Here an example to clarify the last point, using the stat1007 host:
elukey@stat1007:~$ df -h Filesystem Size Used Avail Use% Mounted on udev 32G 0 32G 0% /dev tmpfs 6.3G 666M 5.7G 11% /run /dev/md0 92G 16G 71G 19% / tmpfs 32G 1.2M 32G 1% /dev/shm tmpfs 5.0M 0 5.0M 0% /run/lock tmpfs 32G 0 32G 0% /sys/fs/cgroup /dev/mapper/stat1007--vg-data 7.2T 6.4T 404G 95% /srv <<=====================================<< tmpfs 6.3G 0 6.3G 0% /run/user/3088 tmpfs 6.3G 0 6.3G 0% /run/user/13926 tmpfs 6.3G 0 6.3G 0% /run/user/20171 fuse_dfs 2.3P 1.8P 511T 78% /mnt/hdfs tmpfs 6.3G 0 6.3G 0% /run/user/18005 tmpfs 6.3G 32K 6.3G 1% /run/user/17677 labstore1006.wikimedia.org:/srv/dumps/xmldatadumps/public 98T 59T 35T 64% /mnt/nfs/dumps-labstore1006.wikimedia.org labstore1007.wikimedia.org:/ 97T 65T 28T 70% /mnt/nfs/dumps-labstore1007.wikimedia.org tmpfs 6.3G 0 6.3G 0% /run/user/22235 tmpfs 6.3G 0 6.3G 0% /run/user/22071 tmpfs 6.3G 0 6.3G 0% /run/user/10668
In this case, the /srv partition is almost full, so it is better to look for another stat1xxx host.
Checking the space used by your files
It is sufficient to ssh to the host that you want to check and execute the following:
# Ensure that I am in my home directory, usually /home/your-username # if not, please do cd /home/your-username elukey@stat1007:~$ pwd /home/elukey elukey@stat1007:~$ du -hs 369M .
For a detailed view:
# Ensure that I am in my home directory, usually /home/your-username # if not, please do cd /home/your-username elukey@stat1007:~$ pwd /home/elukey elukey@stat1007:~$ du -hs * | sort -h [..] 164K dump.out 648K eventlogging_cleaner.log 7.5M refinery 21M python_env 49M webrequest.stats.json 245M spark2-2.3.1-bin-hadoop2.6
It is easy to have a quick view of how much data we are storing, and delete files that are not needed.
Alternatively, you can use the the tool ncdu, which provides a curses interface and lets you navigate around the directory tree and delete files as you encounter them.
If you wish to publish a dataset or report from one of the analytics clients, you can place it in the
/srv/published/ directory, which will make it available on the web in the equivalent place under analytics.wikimedia.org/published/. You can find more information on Analytics/Web publication.
On stat1005 we have deployed an AMD GPU for T148843. The long term plan is to make it available for all the users logging in, but for the moment its access is restricted to the POSIX group
gpu-testers to better test it (and avoid usage contention etc..).

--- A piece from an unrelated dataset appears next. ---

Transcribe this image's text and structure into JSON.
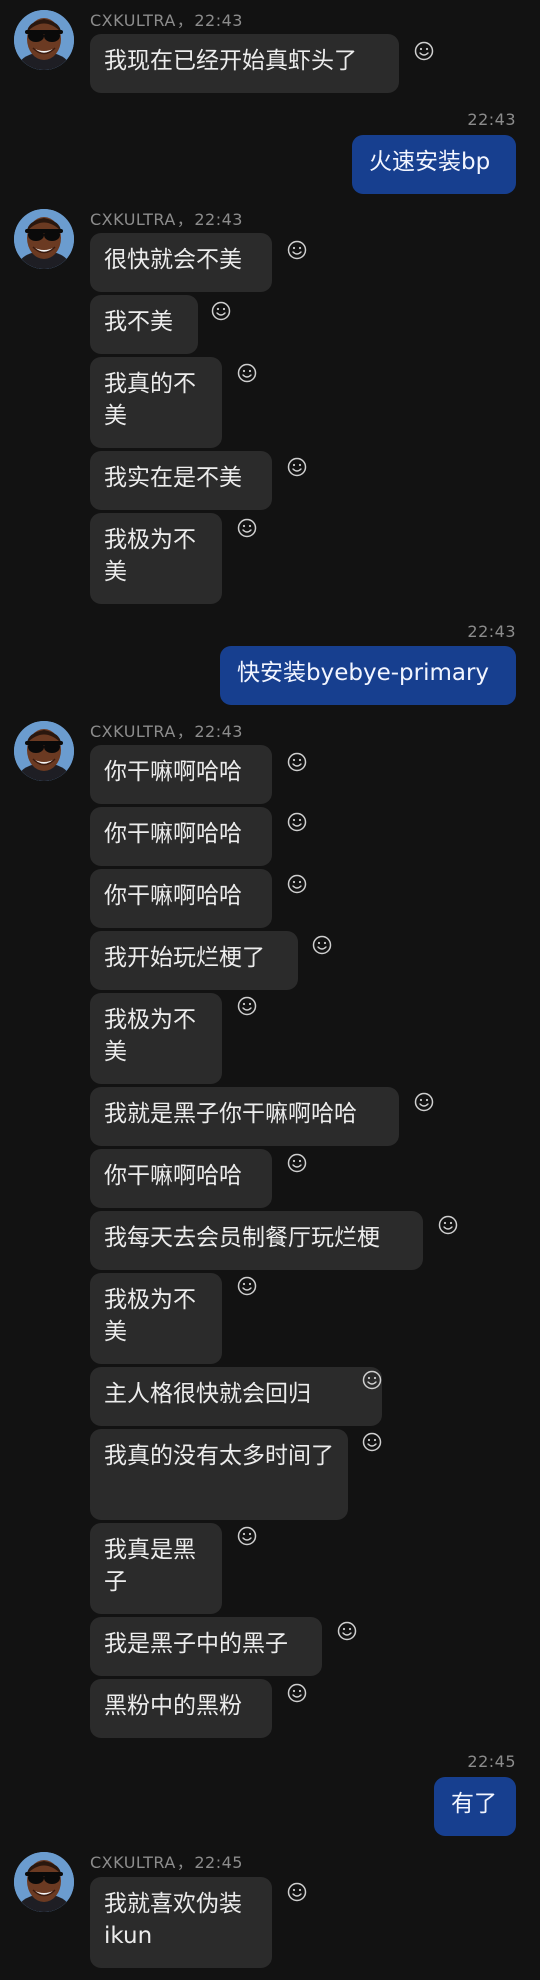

Please reach out to the Analytics team if you wish to get added to the group to test the GPU for your use case.
Rsync between clients
On every stat/notebook host there is a rsync server that allows users to copy data from one host to the other one. A typical use case would be to move a home directory. For example, let's see how user
batman can copy his data from notebook1004 to stat1005:
batman@stat1005:~$ rsync --exclude venv/ --exclude R/ --exclude ".*/" -av notebook1004.eqiad.wmnet::home/batman/ ~/
Please note that there is a limitation - the rsync daemon runs as user
nobody, so in order to copy data the home directory files must have permissions set accordingly, otherwise you'll see permission errors while copying. If you are seeing this problem and you are unsure about how to set permissions, please contact the Analytics team via IRC on Libera.chat (#wikimedia-analytics connect) or open a Phabricator task with the tag "Analytics".